Wondering out loud about his place in the pantheon of comedians, Buress ventures this: “For me, I just want to be very comical. It’s just different ways to make people laugh. So I like to have goofy physical jokes, something that’s real dumb and dirty, or just something about eating, or something political. I want to be able to do a little bit of everything.”

Then he finds a metaphor: “Like basketball. There’s a lot of different ways to get to the basket. Some people are 3-point specialists, where they just spot-up at the line. Some people are in the post: They’re big, they stay by the basket, they get rebounds, they put those back. Some people have a midrange jump shot. I want to be able to score in as many ways as possible.”
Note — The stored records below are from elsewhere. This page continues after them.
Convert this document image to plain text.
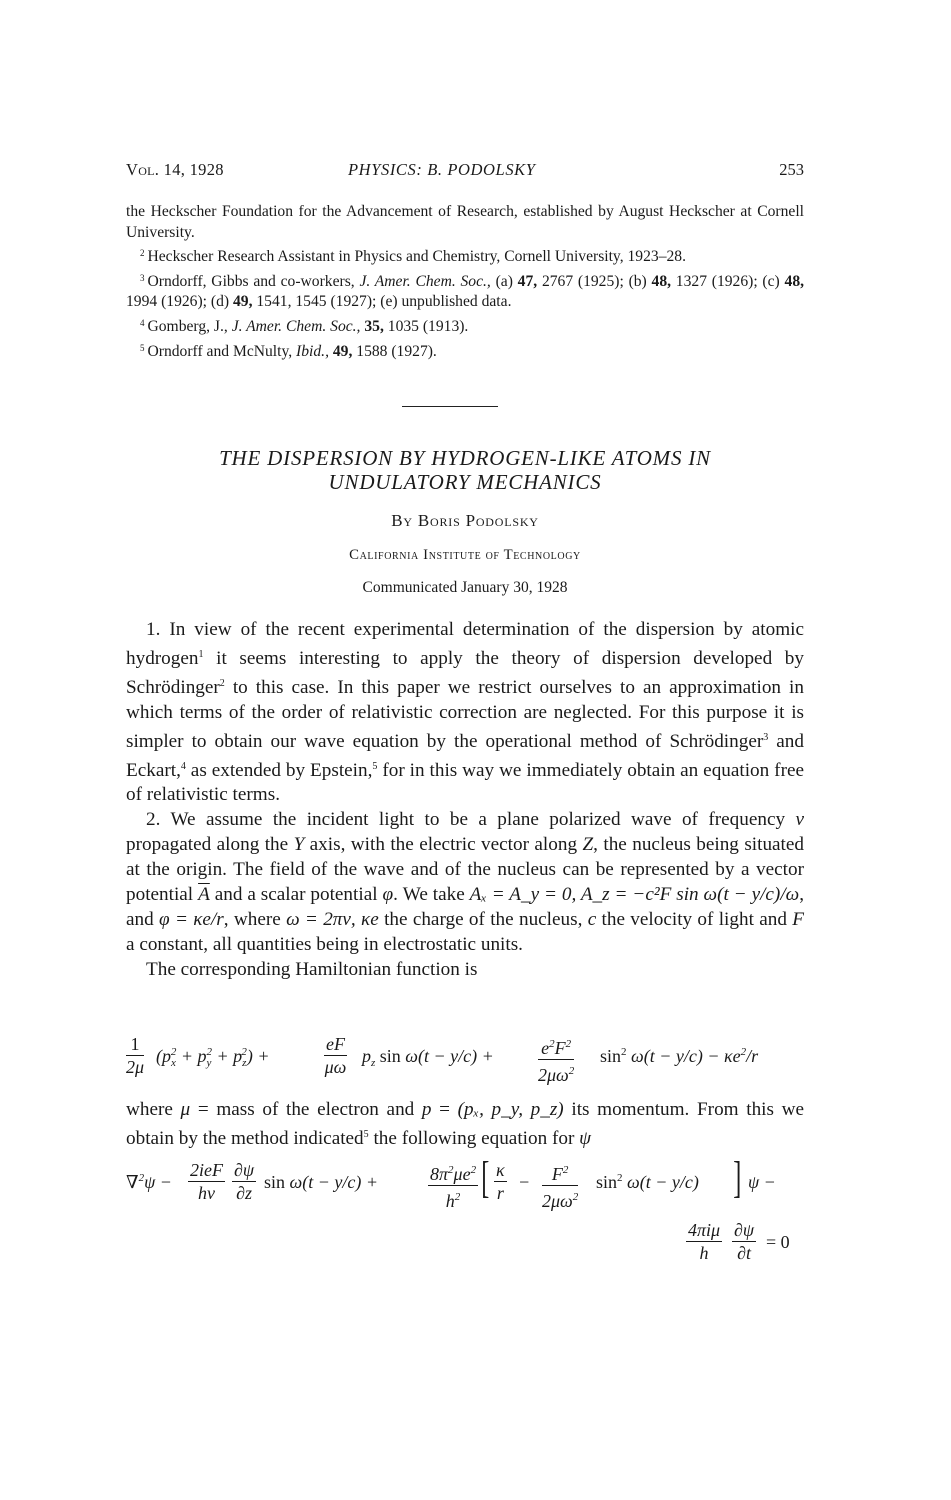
Vol. 14, 1928	PHYSICS: B. PODOLSKY	253

the Heckscher Foundation for the Advancement of Research, established by August Heckscher at Cornell University.

$^2$ Heckscher Research Assistant in Physics and Chemistry, Cornell University, 1923–28.

$^3$ Orndorff, Gibbs and co-workers, J. Amer. Chem. Soc., (a) 47, 2767 (1925); (b) 48, 1327 (1926); (c) 48, 1994 (1926); (d) 49, 1541, 1545 (1927); (e) unpublished data.

$^4$ Gomberg, J., J. Amer. Chem. Soc., 35, 1035 (1913).

$^5$ Orndorff and McNulty, Ibid., 49, 1588 (1927).

THE DISPERSION BY HYDROGEN-LIKE ATOMS IN
UNDULATORY MECHANICS
By Boris Podolsky
California Institute of Technology
Communicated January 30, 1928

1. In view of the recent experimental determination of the dispersion by atomic hydrogen$^1$ it seems interesting to apply the theory of dispersion developed by Schrödinger$^2$ to this case. In this paper we restrict ourselves to an approximation in which terms of the order of relativistic correction are neglected. For this purpose it is simpler to obtain our wave equation by the operational method of Schrödinger$^3$ and Eckart,$^4$ as extended by Epstein,$^5$ for in this way we immediately obtain an equation free of relativistic terms.

2. We assume the incident light to be a plane polarized wave of frequency ν propagated along the Y axis, with the electric vector along Z, the nucleus being situated at the origin. The field of the wave and of the nucleus can be represented by a vector potential $\overline{A}$ and a scalar potential φ. We take Aₓ = A_y = 0, A_z = −c²F sin ω(t − y/c)/ω, and φ = κe/r, where ω = 2πν, κe the charge of the nucleus, c the velocity of light and F a constant, all quantities being in electrostatic units.

The corresponding Hamiltonian function is

$\frac{1}{2\mu} (p_x^2 + p_y^2 + p_z^2)$ +	$\frac{eF}{\mu\omega} p_z$ $\sin \omega(t - y/c) + \frac{e^2F^2}{2\mu\omega^2} \sin^2 \omega(t - y/c) - \kappa e^2/r$

where μ = mass of the electron and p = (pₓ, p_y, p_z) its momentum. From this we obtain by the method indicated$^5$ the following equation for ψ

∇$^2$ψ −
2ieF
hν $\frac{\partial\psi}{\partial z}$ sin ω(t − y/c) +	$\frac{8\pi^2\mu e^2}{h^2}$ [ $\frac{\kappa}{r} - \frac{F^2}{2\mu\omega^2} \sin^2 \omega(t - y/c)$ ] ψ −
4πiμ
h	$\frac{\partial\psi}{\partial t} = 0$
These days, Buress says, he’s fashioning his career after comedians-turned-entertainment-moguls such as Seth Rogen and Judd Apatow. And although he doesn’t avoid talking about himself as a black comedian, Buress doesn’t focus much on race in his jokes, nor does he seem to think of blackness as a defining trope. “I’ve been compared to a lot of people, white and black,” he says. “I just do comedy. I tell stories and I talk about stuff I think is funny. And I’m black. I’m a black man. That’s how I contextualize it.”

Buress worked the black comedy club circuit early in his career but acknowledges that his audiences since have been mostly white. However, he says that lately more African Americans have been coming to his shows: “I joke a lot saying that I’m doing a reverse crossover.”

Buress says he’d eventually like to have his own TV series and a production house while continuing to act and do standup. “The ultimate thing is creating your own stuff and making projects for yourself,” he says. “That’s what Seth Rogen does. He’s writing and producing a lot of the movies that he’s the lead in.”

 

Back at the Vic, Buress has the crowd wrapped around his finger as he jumps from stories about peeing himself at a dance club (the result of taking Ecstasy) to getting suckered into a Mexican time-share racket. He starts a story about teaching his niece and nephew how to gamble but is momentarily derailed trying to remember their ages. He begins to mutter into the mike but cuts himself off: “Nope. I am not going to say that dumb shit I was about to, because I do not have the IQ of a Windy City Live host!” The people in the audience howl. They are with him.

Buress runs with it—and his diatribe against the morning talk show is in full swing again. “This is a weird beef I’m starting right here,” he says, laughing. Then, as though reading a newspaper headline out loud at the breakfast table, he booms, “Hannibal Rails Against Morning TV Show!” He looks up for effect. “Doesn’t Hannibal have better shit to do?”